Goth in Brief

By Keith Goetzman Utne Reader
Published on November 1, 1999

After the Columbine killings, the Goth lifestyle was thrust into the national spotlight–a most uncomfortable place for a group of young people who gravitate toward darkness. The main point that emerged from the scrutiny was this: ‘Goth’ is a hopelessly fuzzy signifier encompassing a broad range of individuals.

The modern Goth movement coalesced in the late ’70s and early ’80s as a music-oriented subculture revolving around a group of bands: Sisters of Mercy, Bauhaus, Christian Death, Siouxsie and the Banshees, and others. The scene was essentially an outgrowth of punk rock and heavy metal, but some of its roots stretched further back, to the gothic-novel genre whose name it appropriated and the horror films of the ’30s and ’40s. (A favorite Goth anthem is ‘Bela Lugosi’s Dead’ by Bauhaus.)

The Goth look was perhaps the scene’s most striking aspect, at least to outsiders: Adherents began using skin lighteners, pale makeup, and black lipstick to create a style in keeping with their pose of wan disaffection. Youth cults with similar fascinations have been a part of Western popular culture for a long time. One of the first, perhaps, was the mass following that sprung up in Germany after 1774, in response to the melancholy hero in Goethe’s first novel, The Sorrows of Young Werther.
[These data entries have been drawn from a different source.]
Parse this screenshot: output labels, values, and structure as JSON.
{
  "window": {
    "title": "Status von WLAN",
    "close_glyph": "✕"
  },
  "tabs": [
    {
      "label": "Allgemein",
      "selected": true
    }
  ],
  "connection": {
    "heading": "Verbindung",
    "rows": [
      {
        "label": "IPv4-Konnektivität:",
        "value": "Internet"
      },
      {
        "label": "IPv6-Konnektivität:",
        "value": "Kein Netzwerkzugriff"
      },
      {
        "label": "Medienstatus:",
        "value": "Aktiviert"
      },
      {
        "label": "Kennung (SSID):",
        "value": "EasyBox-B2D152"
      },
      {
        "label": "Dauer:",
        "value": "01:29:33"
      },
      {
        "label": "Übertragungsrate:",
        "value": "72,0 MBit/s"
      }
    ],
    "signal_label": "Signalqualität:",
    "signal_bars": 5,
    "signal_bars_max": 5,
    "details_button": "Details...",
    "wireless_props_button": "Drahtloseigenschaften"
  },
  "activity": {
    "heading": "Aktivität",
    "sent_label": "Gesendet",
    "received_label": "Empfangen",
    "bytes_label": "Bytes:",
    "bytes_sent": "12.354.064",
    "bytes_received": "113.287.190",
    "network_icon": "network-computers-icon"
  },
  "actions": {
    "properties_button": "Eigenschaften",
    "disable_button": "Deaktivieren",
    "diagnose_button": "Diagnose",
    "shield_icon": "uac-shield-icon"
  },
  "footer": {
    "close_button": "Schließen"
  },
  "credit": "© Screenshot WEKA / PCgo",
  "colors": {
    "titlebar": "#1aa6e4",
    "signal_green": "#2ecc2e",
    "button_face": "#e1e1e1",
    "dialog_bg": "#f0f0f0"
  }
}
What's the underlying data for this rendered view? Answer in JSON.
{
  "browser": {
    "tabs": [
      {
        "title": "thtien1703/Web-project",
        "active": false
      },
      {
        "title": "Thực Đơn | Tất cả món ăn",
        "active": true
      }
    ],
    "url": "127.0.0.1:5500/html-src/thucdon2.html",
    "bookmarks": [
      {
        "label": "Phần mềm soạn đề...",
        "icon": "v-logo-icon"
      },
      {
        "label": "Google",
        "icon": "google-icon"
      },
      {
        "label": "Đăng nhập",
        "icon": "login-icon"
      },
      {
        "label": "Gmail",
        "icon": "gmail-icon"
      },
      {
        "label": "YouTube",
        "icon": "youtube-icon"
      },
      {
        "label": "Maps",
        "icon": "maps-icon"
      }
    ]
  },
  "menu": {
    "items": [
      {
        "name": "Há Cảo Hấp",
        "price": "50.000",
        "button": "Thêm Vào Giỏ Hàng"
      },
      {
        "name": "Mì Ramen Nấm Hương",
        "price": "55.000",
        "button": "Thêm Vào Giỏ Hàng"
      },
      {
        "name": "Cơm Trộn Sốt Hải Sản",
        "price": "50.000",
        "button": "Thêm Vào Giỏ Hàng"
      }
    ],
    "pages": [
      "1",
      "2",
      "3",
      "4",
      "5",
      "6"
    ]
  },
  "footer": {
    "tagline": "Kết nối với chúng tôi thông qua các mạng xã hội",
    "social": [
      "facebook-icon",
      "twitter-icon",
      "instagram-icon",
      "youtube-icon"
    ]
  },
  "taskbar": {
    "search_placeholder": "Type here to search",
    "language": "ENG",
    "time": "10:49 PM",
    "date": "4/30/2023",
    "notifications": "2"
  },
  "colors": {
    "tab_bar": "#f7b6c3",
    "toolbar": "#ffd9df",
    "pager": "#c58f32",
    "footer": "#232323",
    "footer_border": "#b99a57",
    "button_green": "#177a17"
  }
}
Much to Goths’ dismay, many of their favorite bands eventually broke up, changed direction, or rejected the Goth label altogether. By the late ’80s the scene had shrunk to just a loyal core. But Goth re-emerged in the mid-’90s with a harder, industrial edge tied to the music of groups like Nine Inch Nails and two bands the Columbine shooters were fond of, KMFDM and Rammstein.

Many old-school Goths dismiss the newer bands, which do have a far more aggressive, techno sound than the older Goth groups. As for the just-crawled-out-of-a-casket look that once became a Goth fashion statement, it seems to have lost its ability to shock. Despite the recent hype, most young people tend to accept and understand Goth as just one of the many possible identities–jock, hip-hopper, punk, geek, metal head–adopted by today’s high schoolers.

Though some would say that as a truly alternative lifestyle Goth is dead, others would disagree–and still others would consider that quite a compliment.